This posts introduce basic concepts and derivation of generative modeling.
Generative Models
Depending on whether annotation is available, machine learning mathods can be cetergorized as supervised and unsupervised learning. The different modeling over the distribution $x$ can roughly divide these methods into two catergory: generative and discriminative. In supervised learning, the most common one is discriminative which models the conditional probability $p_\theta(y\mid x)$ parameterized by $\theta$. With $\theta$ learnt from back propagation over the samples, models directly predict $y = p_\theta(y\mid x)$. Gernerative model, on the other hand, models the joint probability of $p(x, y)$ and predict $y=p(y\mid x)=\frac{p(x, y)}{p(x)}$. Knowing what generative model cares about, we focus on the unsupervised generative model that’s used to generate images as real as possible.
Modeling over p(x)
Given a distribution $p_\theta(x)$ parameterized by $\theta$, we denote the true distribution as $p_{\theta^}(x)$. To generate sample $x$ without no annotation as close as possible to $p_{\theta^}(x)$, we want to find the optimal $\theta^$. That is, We want to find a $\theta$ that maximize the log probability of $p_\theta(x)$ with $x\sim p_{\theta^}(x)$.
\[\begin{equation} \theta^* = \operatorname*{argmax}_\theta p_{x\sim p_{\theta^*}(x), \theta}(x) \end{equation}\]Empirically, this equals to maximize the likelihood of joint probability of all training samples:
\[\begin{equation} \theta^* = \operatorname*{argmax}_\theta \prod_{i=1}^{m} p_{\theta}(x_i)\end{equation}\]This can be rewrite as maximization of log likelihood and be approximated by the samples drawn from $p(x)$:
\[\begin{align} \theta^* = \operatorname*{argmax}_\theta \log (p_{x\sim p_{\theta^*}(x), \theta}(x))\\ =\operatorname*{argmax}_\theta \log (\prod_{i=1}^m p_\theta(x_i))\\ =\operatorname*{argmax}_\theta \sum_{i=1}^m \log p_\theta(x_i) \\ \end{align}\]This can also be seem as maximizing the expection of log likelihood with respect to $p_{\theta^\ast}(x)$, which can be rewrite as minimization of cross entropy between the two distributions. This equals to minimization of KL Divergence between the two distributions since the entropy of $p_{\theta^*}(x)$ is fixed as a constant: \(\begin{align} \theta^* &= \operatorname*{argmax}_\theta E_{x\sim p_{\theta^*}(x)}[\log p_\theta (x)]\\ &= \operatorname*{argmin}_\theta \int_x p_{\theta^*}(x) \log \frac{1}{p_\theta (x)} dx\\ \Longleftrightarrow & \operatorname*{argmin}_\theta \int_x p_{\theta^*}(x) \log \frac{1}{p_\theta (x)} dx - \int_x p_{\theta^*}(x) \frac{1}{\log p_{\theta^*}(x)} dx\\ &= \operatorname*{argmin}_\theta \int_x p_{\theta^*}(x) \log \frac{p_{\theta^*}(x)}{p_\theta (x)} dx\\ &= \operatorname*{argmin}_\theta D_{KL}(p_{\theta^*}(x)\mid \mid p_\theta (x)) \end{align}\)

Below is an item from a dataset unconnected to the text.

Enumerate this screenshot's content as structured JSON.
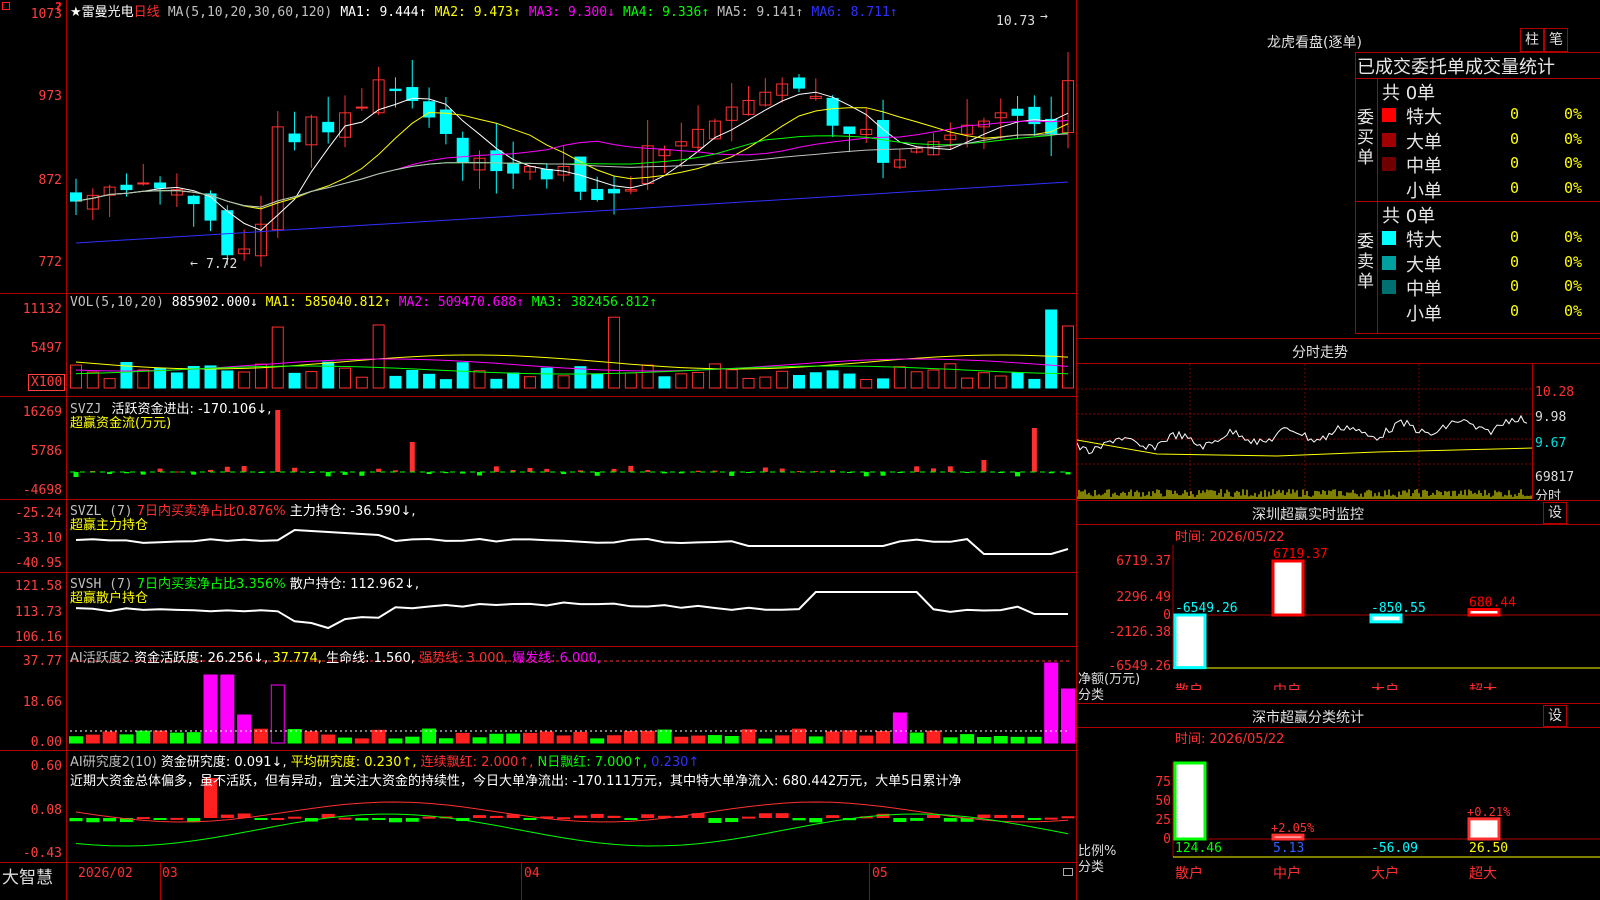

A taxonomy of deep generative models
We refer to NIPS2016 2016 Tutorial on GAN by Ian for taxonomy of generative models.
Now that we have the goal: maximization the log likelihood of $p_{x\sim p_{\theta^*}(x), \theta}(x)$. One of the biggest problem is how to define $p_\theta(x)$. Explicit density models define an explicit density function $p_\theta(x)$, which can be directly optimized through backprop. The main difficulty present in explicit density models is designing a model that can capture all of the complexity of the data to be generated while still maintaining computational tractability.